Stifel cuts Roper Industries target to $650, maintains Buy rating

Published 29/04/2025, 15:18
Stifel cuts Roper Industries target to $650, maintains Buy rating

On Tuesday, Stifel analysts adjusted their stance on Roper Industries (NASDAQ:ROP), reducing the price target to $650 from the previous $685 while retaining a Buy rating on the stock. The firm’s analysts highlighted Roper’s strong performance in the first quarter, with revenue growth of 12% year-over-year and a 5% organic increase, aligning with market expectations. The earnings per share (EPS) also surpassed forecasts, bolstered by margin expansion in the Technology Enabled Products (TEP) segment. According to InvestingPro data, Roper maintains strong profitability with a 69.3% gross margin and has achieved impressive revenue growth of 13.94% over the last twelve months.

Roper’s management has revised its full-year 2025 (FY25) revenue growth outlook upwards to 12% from an earlier estimate of 10%, following the successful acquisition of CentralReach. This upgrade comes despite the organic growth projections remaining steady at 6-7%. The company has also increased its FY25 diluted earnings per share (DEPS) guidance by $0.20 per share, even after accounting for a $0.15 per share dilution resulting from the CentralReach deal. With a market capitalization of $59.75 billion and a track record of raising dividends for 11 consecutive years, Roper demonstrates strong financial stability. For deeper insights into Roper’s valuation and growth metrics, check out the comprehensive analysis available on InvestingPro, which features 12 additional exclusive tips about the company.

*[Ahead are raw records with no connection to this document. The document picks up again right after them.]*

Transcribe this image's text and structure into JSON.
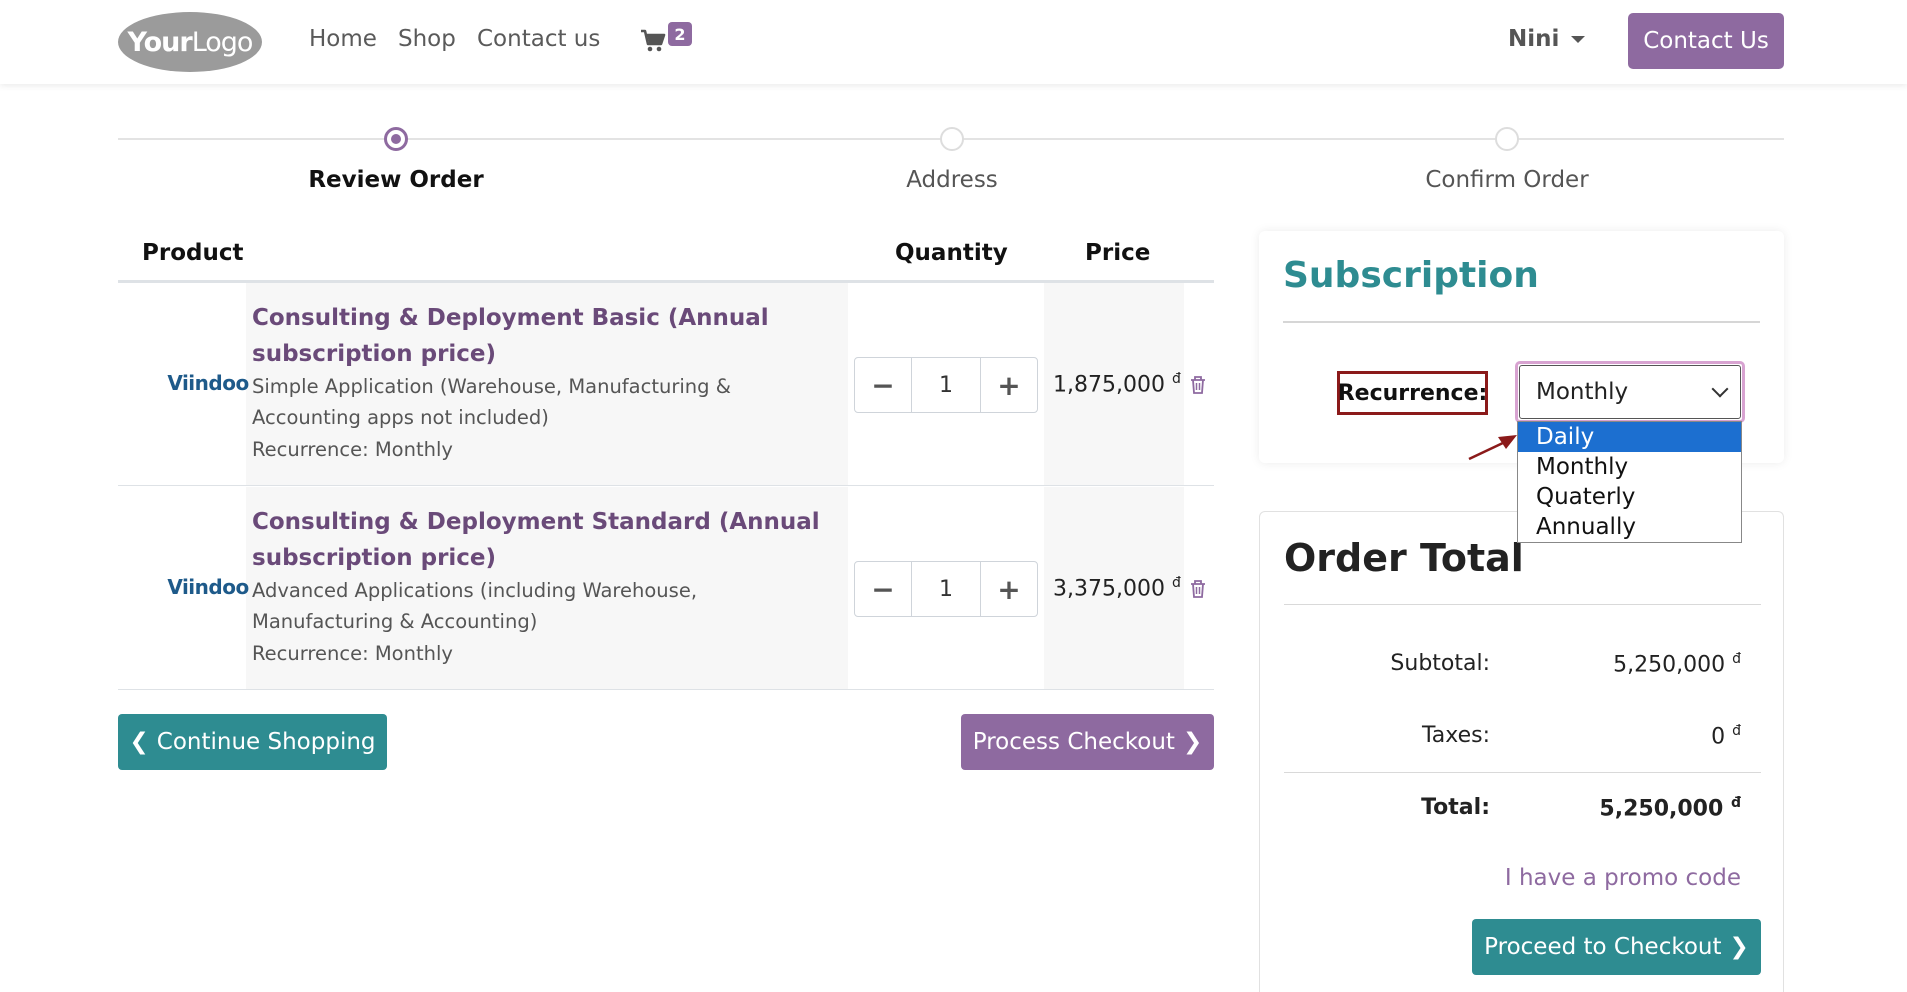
{
  "header": {
    "logo_text_bold": "Your",
    "logo_text": "Logo",
    "nav": [
      {
        "label": "Home"
      },
      {
        "label": "Shop"
      },
      {
        "label": "Contact us"
      }
    ],
    "cart_count": "2",
    "user": "Nini",
    "contact_button": "Contact Us"
  },
  "steps": [
    {
      "label": "Review Order"
    },
    {
      "label": "Address"
    },
    {
      "label": "Confirm Order"
    }
  ],
  "table": {
    "headers": {
      "product": "Product",
      "quantity": "Quantity",
      "price": "Price"
    },
    "rows": [
      {
        "brand": "Viindoo",
        "title": "Consulting & Deployment Basic (Annual subscription price)",
        "description": "Simple Application (Warehouse, Manufacturing & Accounting apps not included)",
        "recurrence": "Recurrence: Monthly",
        "quantity": "1",
        "price": "1,875,000",
        "currency": "đ"
      },
      {
        "brand": "Viindoo",
        "title": "Consulting & Deployment Standard (Annual subscription price)",
        "description": "Advanced Applications (including Warehouse, Manufacturing & Accounting)",
        "recurrence": "Recurrence: Monthly",
        "quantity": "1",
        "price": "3,375,000",
        "currency": "đ"
      }
    ]
  },
  "buttons": {
    "continue_shopping": "Continue Shopping",
    "process_checkout": "Process Checkout",
    "proceed_checkout": "Proceed to Checkout"
  },
  "subscription": {
    "title": "Subscription",
    "recurrence_label": "Recurrence:",
    "selected": "Monthly",
    "options": [
      "Daily",
      "Monthly",
      "Quaterly",
      "Annually"
    ],
    "highlighted_option": "Daily"
  },
  "order_total": {
    "title": "Order Total",
    "subtotal_label": "Subtotal:",
    "subtotal": "5,250,000",
    "taxes_label": "Taxes:",
    "taxes": "0",
    "total_label": "Total:",
    "total": "5,250,000",
    "currency": "đ",
    "promo": "I have a promo code"
  },
  "colors": {
    "primary": "#8e6aa0",
    "secondary": "#2e8c91",
    "highlight_border": "#8b1a1a"
  }
}
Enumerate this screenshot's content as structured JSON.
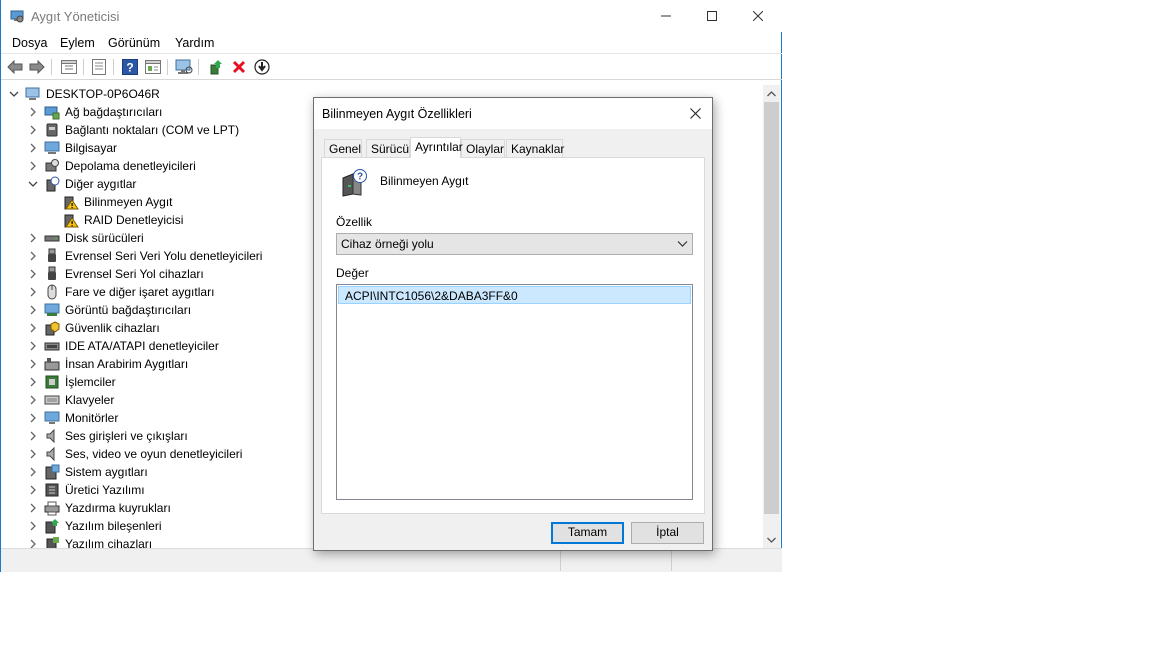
{
  "window": {
    "title": "Aygıt Yöneticisi"
  },
  "menu": [
    "Dosya",
    "Eylem",
    "Görünüm",
    "Yardım"
  ],
  "toolbar": {
    "icons": [
      "back-icon",
      "forward-icon",
      "properties-view-icon",
      "list-view-icon",
      "help-icon",
      "action-view-icon",
      "monitor-scan-icon",
      "update-driver-icon",
      "uninstall-icon",
      "disable-device-icon"
    ]
  },
  "tree": {
    "root": "DESKTOP-0P6O46R",
    "items": [
      {
        "label": "Ağ bağdaştırıcıları",
        "icon": "network-adapter-icon",
        "level": 1,
        "expanded": false
      },
      {
        "label": "Bağlantı noktaları (COM ve LPT)",
        "icon": "port-icon",
        "level": 1,
        "expanded": false
      },
      {
        "label": "Bilgisayar",
        "icon": "computer-icon",
        "level": 1,
        "expanded": false
      },
      {
        "label": "Depolama denetleyicileri",
        "icon": "storage-controller-icon",
        "level": 1,
        "expanded": false
      },
      {
        "label": "Diğer aygıtlar",
        "icon": "other-devices-icon",
        "level": 1,
        "expanded": true
      },
      {
        "label": "Bilinmeyen Aygıt",
        "icon": "warning-device-icon",
        "level": 2
      },
      {
        "label": "RAID Denetleyicisi",
        "icon": "warning-device-icon",
        "level": 2
      },
      {
        "label": "Disk sürücüleri",
        "icon": "disk-drive-icon",
        "level": 1,
        "expanded": false
      },
      {
        "label": "Evrensel Seri Veri Yolu denetleyicileri",
        "icon": "usb-icon",
        "level": 1,
        "expanded": false
      },
      {
        "label": "Evrensel Seri Yol cihazları",
        "icon": "usb-icon",
        "level": 1,
        "expanded": false
      },
      {
        "label": "Fare ve diğer işaret aygıtları",
        "icon": "mouse-icon",
        "level": 1,
        "expanded": false
      },
      {
        "label": "Görüntü bağdaştırıcıları",
        "icon": "display-adapter-icon",
        "level": 1,
        "expanded": false
      },
      {
        "label": "Güvenlik cihazları",
        "icon": "security-device-icon",
        "level": 1,
        "expanded": false
      },
      {
        "label": "IDE ATA/ATAPI denetleyiciler",
        "icon": "ide-controller-icon",
        "level": 1,
        "expanded": false
      },
      {
        "label": "İnsan Arabirim Aygıtları",
        "icon": "hid-icon",
        "level": 1,
        "expanded": false
      },
      {
        "label": "İşlemciler",
        "icon": "processor-icon",
        "level": 1,
        "expanded": false
      },
      {
        "label": "Klavyeler",
        "icon": "keyboard-icon",
        "level": 1,
        "expanded": false
      },
      {
        "label": "Monitörler",
        "icon": "monitor-icon",
        "level": 1,
        "expanded": false
      },
      {
        "label": "Ses girişleri ve çıkışları",
        "icon": "audio-icon",
        "level": 1,
        "expanded": false
      },
      {
        "label": "Ses, video ve oyun denetleyicileri",
        "icon": "audio-icon",
        "level": 1,
        "expanded": false
      },
      {
        "label": "Sistem aygıtları",
        "icon": "system-device-icon",
        "level": 1,
        "expanded": false
      },
      {
        "label": "Üretici Yazılımı",
        "icon": "firmware-icon",
        "level": 1,
        "expanded": false
      },
      {
        "label": "Yazdırma kuyrukları",
        "icon": "printer-icon",
        "level": 1,
        "expanded": false
      },
      {
        "label": "Yazılım bileşenleri",
        "icon": "software-component-icon",
        "level": 1,
        "expanded": false
      },
      {
        "label": "Yazılım cihazları",
        "icon": "software-device-icon",
        "level": 1,
        "expanded": false
      }
    ]
  },
  "dialog": {
    "title": "Bilinmeyen Aygıt Özellikleri",
    "tabs": [
      "Genel",
      "Sürücü",
      "Ayrıntılar",
      "Olaylar",
      "Kaynaklar"
    ],
    "active_tab": "Ayrıntılar",
    "device_name": "Bilinmeyen Aygıt",
    "property_label": "Özellik",
    "property_value": "Cihaz örneği yolu",
    "value_label": "Değer",
    "value_text": "ACPI\\INTC1056\\2&DABA3FF&0",
    "ok_label": "Tamam",
    "cancel_label": "İptal"
  },
  "colors": {
    "accent": "#0078d7",
    "selection": "#cce8ff",
    "warning": "#f5c211",
    "error": "#e81123"
  }
}
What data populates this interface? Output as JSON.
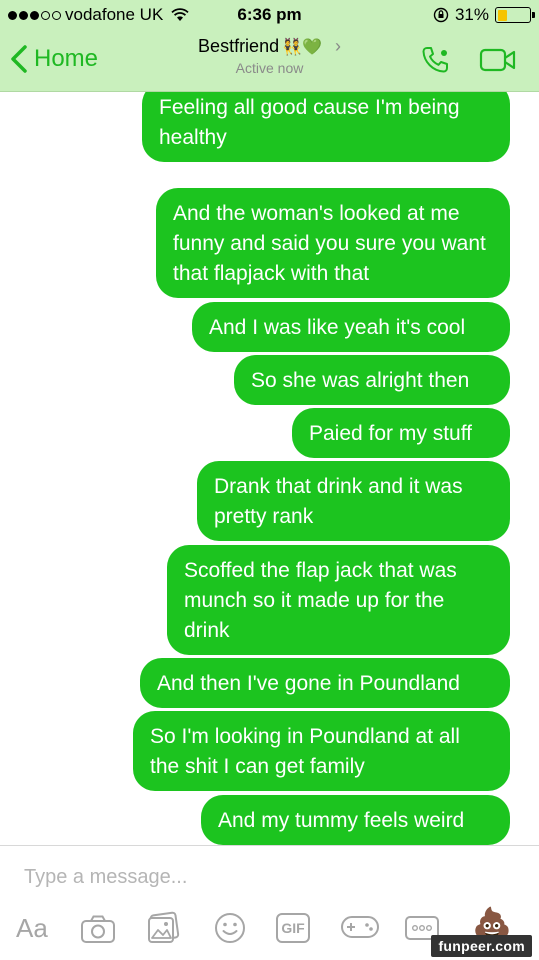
{
  "status_bar": {
    "carrier": "vodafone UK",
    "time": "6:36 pm",
    "battery_percent": "31%",
    "battery_level": 0.31,
    "battery_color": "#f5c400"
  },
  "header": {
    "back_label": "Home",
    "contact_name": "Bestfriend",
    "contact_emoji": "👯💚",
    "status": "Active now",
    "accent_color": "#1fb823"
  },
  "messages": [
    "Feeling all good cause I'm being healthy",
    "And the woman's looked at me funny and said you sure you want that flapjack with that",
    "And I was like yeah it's cool",
    "So she was alright then",
    "Paied for my stuff",
    "Drank that drink and it was pretty rank",
    "Scoffed the flap jack that was munch so it made up for the drink",
    "And then I've gone in Poundland",
    "So I'm looking in Poundland at all the shit I can get family",
    "And my tummy feels weird"
  ],
  "bubble_color": "#1cc41f",
  "composer": {
    "placeholder": "Type a message...",
    "aa_label": "Aa",
    "gif_label": "GIF",
    "emoji_icon": "💩"
  },
  "watermark": "funpeer.com"
}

The report from Stifel also noted Roper’s strong position in terms of mergers and acquisitions (M&A) potential, with over $5 billion in liquidity. This financial capability is seen as a key factor in Roper’s strategy to acquire unique software assets, which is particularly pertinent as private equity firms may turn to sales in light of a stagnant initial public offering (IPO) market.

Stifel’s analysts believe that Roper Industries presents a stable investment opportunity amidst current market volatility, thanks to its consistent track record of compounding free-cash-flow and a diversified and resilient business model. The revised price target of $650 is based on an approximate 26 times the estimated 2026 price to free-cash-flow (P/FCF) ratio, taking into account the broader market’s multiple compression.

In other recent news, Roper Technologies Inc. reported strong financial results for the first quarter of 2025, surpassing earnings per share (EPS) expectations with a result of $4.78, slightly above the forecasted $4.74. The company recorded a total revenue of $1.9 billion, reflecting a 12% year-over-year growth, and increased its full-year revenue guidance from 10% to 12%. Additionally, Roper Technologies completed a significant acquisition of Central Reach for $1.65 billion, which is expected to contribute to its growth trajectory. Despite these positive developments, the company’s stock experienced a 1.34% decline in pre-market trading, possibly due to broader market conditions and concerns over acquisition costs.

Analysts have noted that Roper’s strategic focus on recurring software revenues and high retention rates has bolstered its financial performance. The acquisition of Central Reach is anticipated to enhance Roper’s software offerings, with Central Reach projected to deliver around $175 million in revenue and $75 million in EBITDA by mid-2026. The company has also raised its full-year EPS guidance, expecting adjusted EPS to range between $4.80 and $4.84 for the second quarter. Roper Technologies continues to explore further merger and acquisition opportunities, with over $5 billion available for capital deployment over the next twelve months.